Diplômé de l'université d'Annaba, il a choisi de prendre le large
Publié dans Liberté le 24 - 03 - 2009

C'est l'histoire d'un migrant clandestin. Un parmi tant d'autres qui n'hésitent pas à embarquer sur une chaloupe de fortune au péril de leur vie. Face à la mer, Abdelghani, diplômé de l'université d'Annaba, nous plonge dans les détails de sa fuite du pays. Dj. Abdelghani est originaire de la ville d'Annaba. Diplômé en marketing, à 28 ans, il a décidé avec ses 12 camarades de promotion de franchir le cap de l'aventure européenne.

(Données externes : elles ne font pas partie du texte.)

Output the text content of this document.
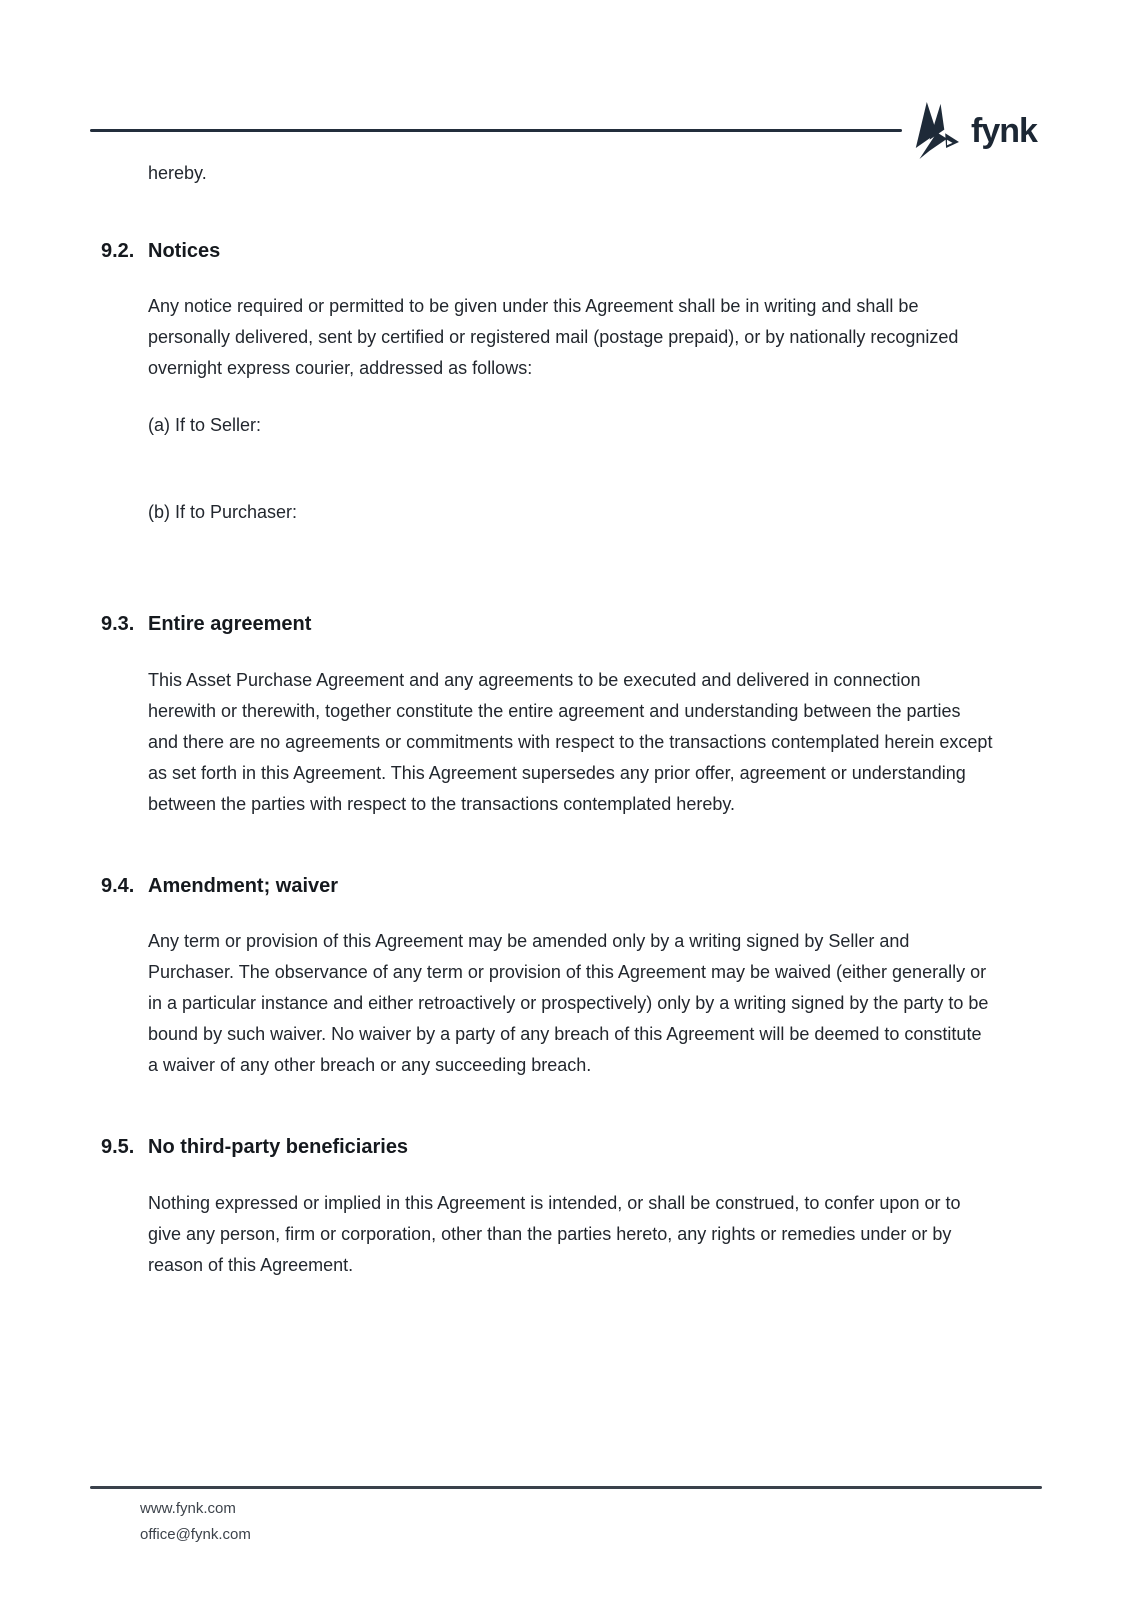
fynk

hereby.

9.2. Notices

Any notice required or permitted to be given under this Agreement shall be in writing and shall be personally delivered, sent by certified or registered mail (postage prepaid), or by nationally recognized overnight express courier, addressed as follows:

(a) If to Seller:

(b) If to Purchaser:

9.3. Entire agreement

This Asset Purchase Agreement and any agreements to be executed and delivered in connection herewith or therewith, together constitute the entire agreement and understanding between the parties and there are no agreements or commitments with respect to the transactions contemplated herein except as set forth in this Agreement. This Agreement supersedes any prior offer, agreement or understanding between the parties with respect to the transactions contemplated hereby.

9.4. Amendment; waiver

Any term or provision of this Agreement may be amended only by a writing signed by Seller and Purchaser. The observance of any term or provision of this Agreement may be waived (either generally or in a particular instance and either retroactively or prospectively) only by a writing signed by the party to be bound by such waiver. No waiver by a party of any breach of this Agreement will be deemed to constitute a waiver of any other breach or any succeeding breach.

9.5. No third-party beneficiaries

Nothing expressed or implied in this Agreement is intended, or shall be construed, to confer upon or to give any person, firm or corporation, other than the parties hereto, any rights or remedies under or by reason of this Agreement.

www.fynk.com
office@fynk.com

Après avoir passé une année au chômage et cumulé les petits boulots ainsi que les refus de visa d'études, l'idée de partir en Europe clandestinement a germé dans sa tête. “Je ne songeais pas à partir, je voulais simplement exercer mon métier. Vite, j'ai compris que travailler en Algérie n'est pas synonyme d'indépendance, encore moins d'un avenir heureux”, confesse Abdelghani. Benjamin de sa famille, il a du mal à supporter de vivre aux crochets de son père retraité. “Nous sommes cinq enfants, tous bacheliers et aucun de nous n'est marié ni n'a pu se faire une situation, alors que nous travaillons”, précise-t-il.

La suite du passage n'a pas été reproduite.